Engaging today's political economy
with truth and reason

sponsored by

Missives from the Morass: DNC Style

29 Jul 2016

The City of Brotherly Shove hosted the Democratic National Convention. Wisely, I did not attend.

The DNC was, like its GOP counterpart, a historic affair. At the end of it all, a major party nominated a person uniquely unfit for the presidency. Granted, Hillary Rodham Clinton is a woman, but as she would surely prefer, we should evaluate her based on her merits, ideas, and talents. She shows herself lacking on all fronts.

As a modern politician, where Donald Trump is somehow both puffed up and monosyllabic simultaneously, Mrs. Clinton is mechanical. The old joke with Al Gore was, how do you tell the Vice President apart from his Secret Service detail? He is the wooden one. For Mrs. Clinton, she strikes one as the Tin WoMan, rusted solid, in need of lubricated joints and a heart. Admittedly, this is just an image on the screen. I have never met or interacted with Mrs. Clinton, so it could well be she comes off very differently privately and in smaller groups. Also, I am not arguing I could do better, but in our current political environment, she is not a natural politician. As a rule, the better tv presence wins in modern presidential politics. Perhaps only against Trump’s rampant gasbaggery could Mrs. Clinton claim an advantage.

In 2012, according to exit polls, Mr. Romney outstripped Mr. Obama on nearly all questions of leadership and vision, but Mr. Obama was seen as more in touch with “people like me” and that proved decisive in many voters’ minds. How will Mrs. Clinton fare on such a question? She may need to modify her empathy sub-routines to incorporate such queries.

When we step past image, Mrs. Clinton finds herself in a bit of a bind. She has sought to portray herself as a historic change agent and as President Obama’s third term in office. She is, then, a product and an architect of his largest failures on foreign policy–ISIS, Syria, Libya, and the shocking growth of domestic terrorism. A slim majority of Americans are still convinced the country is on the wrong track. The “3rd Term” may be a hard sell. What about change? When given the chance, Mrs.
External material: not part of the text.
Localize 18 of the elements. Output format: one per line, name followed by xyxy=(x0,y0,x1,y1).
Clinton embraced Mr. Sanders’ tired explosion of government. Free college, free child care, and, one presumes, freedom from the drag on our national coffers. In terms of policy, she charged hard left to win the nomination and she continued those themes last night.

Wrapped up in all of this, of course, is how she is perceived in matters of trust and favorability. In a recent CNN poll, only 30% of respondents view Mrs. Clinton as honest. Her email problems, where the Director of the F.B.I. essentially called her a liar repeatedly and publicly, dog her, but they are representative of her whiplash inducing shift on policy during the past two decades. Mrs. Clinton has moved from a relatively moderate Clinton Administration (which signed N.A.F.T.A., Welfare Reform, D.O.M.A., and declared the “era of big government is over”) to leftist progressivism. This helped her ward off Mr. Sanders’ challenge in the primaries, but those same progressives have disavowed her as a corporate shill and a crony capitalist. The massive slush-fund known as the Clinton Global Initiative feeds into the perspective.

I laughed out loud when Chelsea Clinton referred to her mother’s “public service.” Mrs. Clinton may indeed have strong ideals and she may wish to help the public. I don’t want to challenge those motives. But, what other figure has gone into politics with virtually no money and later emerged as being worth tens of millions of dollars? The “public” has ultimately allowed the Clintons to cash in at historic levels. Honestly, it is funny when Mrs. Clinton decries the cost of education, and the debt burden students carry, but then cashes $300,000 checks for speaking at public universities. The Clintons have engaged in an elaborate long game that has transformed their family away from modesty and toward lavish wealth. I don’t mind the wealth. I just mind the means by which it was collected.

Count me among the 70% of the country that sees Mrs. Clinton as dishonest. Combined with her cavalier attitude toward national security, as revealed by her handling of classified material, and by her failed tenure as Secretary of State, Mrs. Clinton is unfit for the presidency.

What does it say about our country that our two major parties, through largely democratic means, have managed to nominate these two at the same time? “Clowns to the Left of Me, Jokers to the Right.” Here we are, simply stuck.

Finally, let me make one note, not originally, about the gaping hole that Mr. Trump’s nomination opened for Mrs. Clinton. If you listened at all to her speech last night, she sounded many traditionally Republican themes. She called on our founders and their documents. She castigated the notion that one man can solve our problems. She even painted Trump as out-of-step with people like Reagan. This reality allowed her to appeal to disaffected Republicans convinced Trump is not tolerable. These were the most effective parts of her speech, at least to me. Obviously, these arguments would not have been available to her if she were running against Rubio, Cruz, Kasich, or Bush.

Let’s just vote and get it over with. I am already tired of this election.